There’s been a bit of a tussle in certain corners of the American progressive blogosphere over yesterday’s royal wedding.
I totally get the argument that everyone’s entitled to a bit of mindless cheesy celeb-gawking fun every once in a while. I totally get pomp. The wedding itself isn’t to my taste, but given my own pop culture preferences, I don’t really have any esthetic grounds for looking down my nose at it.
But here’s the thing. The British royal family has a long and sordid tradition of ethnic nastiness, a tradition that extends directly to this particular groom’s brother. It has a long and sordid tradition of sexual nastiness, a tradition that extends directly to this groom’s father’s treatment of this groom’s mother. It has a pretty long and sordid tradition of class-based nastiness, a tradition that absolutely and completely suffused yesterday’s spectacle.

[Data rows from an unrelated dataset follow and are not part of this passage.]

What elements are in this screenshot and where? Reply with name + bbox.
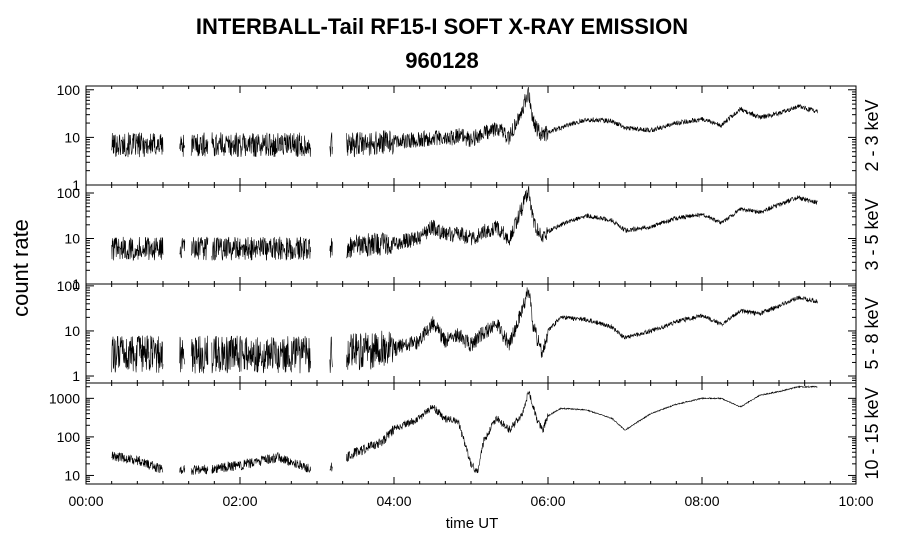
energy-band-label: 10 - 15 keV <box>862 387 882 479</box>
panel-3: 1 10 100 5 - 8 keV <box>57 278 882 384</box>
y-tick-label: 100 <box>57 278 81 294</box>
series-line-4 <box>111 385 818 475</box>
y-tick-label: 100 <box>57 185 81 201</box>
energy-band-label: 5 - 8 keV <box>862 297 882 369</box>
x-tick-label: 06:00 <box>530 493 565 509</box>
y-tick-label: 10 <box>64 231 80 247</box>
y-tick-label: 100 <box>57 429 81 445</box>
x-tick-label: 04:00 <box>376 493 411 509</box>
y-tick-label: 1 <box>72 276 80 292</box>
series-line-2 <box>111 185 818 262</box>
y-tick-label: 10 <box>64 129 80 145</box>
series-line-3 <box>111 287 818 374</box>
series-line-1 <box>111 86 818 158</box>
panel-4: 10 100 1000 10 - 15 keV <box>49 382 882 485</box>
energy-band-label: 3 - 5 keV <box>862 198 882 270</box>
y-axis-label: count rate <box>8 219 33 317</box>
y-tick-label: 100 <box>57 82 81 98</box>
energy-band-label: 2 - 3 keV <box>862 99 882 171</box>
y-tick-label: 1 <box>72 177 80 193</box>
y-tick-label: 10 <box>64 467 80 483</box>
chart-title: INTERBALL-Tail RF15-I SOFT X-RAY EMISSIO… <box>196 14 688 39</box>
panels-layer: 1 10 100 2 - 3 keV 1 10 100 3 - 5 keV 1 10 100 5 - … <box>49 82 882 509</box>
x-tick-label: 02:00 <box>222 493 257 509</box>
panel-1: 1 10 100 2 - 3 keV <box>57 82 882 193</box>
chart-subtitle: 960128 <box>405 48 478 73</box>
y-tick-label: 1000 <box>49 390 80 406</box>
x-axis-label: time UT <box>446 515 499 532</box>
panel-2: 1 10 100 3 - 5 keV <box>57 184 882 292</box>
y-tick-label: 10 <box>64 323 80 339</box>
panel-frame-4 <box>85 382 857 485</box>
x-tick-label: 10:00 <box>838 493 873 509</box>
y-tick-label: 1 <box>72 368 80 384</box>
x-tick-label: 08:00 <box>684 493 719 509</box>
x-tick-label: 00:00 <box>68 493 103 509</box>
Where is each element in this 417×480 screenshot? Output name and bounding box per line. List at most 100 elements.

Add to that the fact that the wedding is speculated to have cost the British taxpayer as much as fifty million pounds, at a time when Britain is slashing services to the poor. Add to THAT the fact that a huge number of left-wing activists in London were rounded up over the last week, in flagrant violation of their civil liberties, under the pretext of keeping things calm and cozy for the royals and their clique. Add to THAT the fact that each living Tory Prime Minister and ex-PM was invited to the wedding and neither of the two living Labor PMs were.
Add all that together, and I’d say that it’s at the very least an event that deserves some skeptical progressive analysis along with all the rah-rah.
The British understand this, by the way. UK media have been full of political analysis not only of the wedding itself, but also its reception. And that’s as it should be.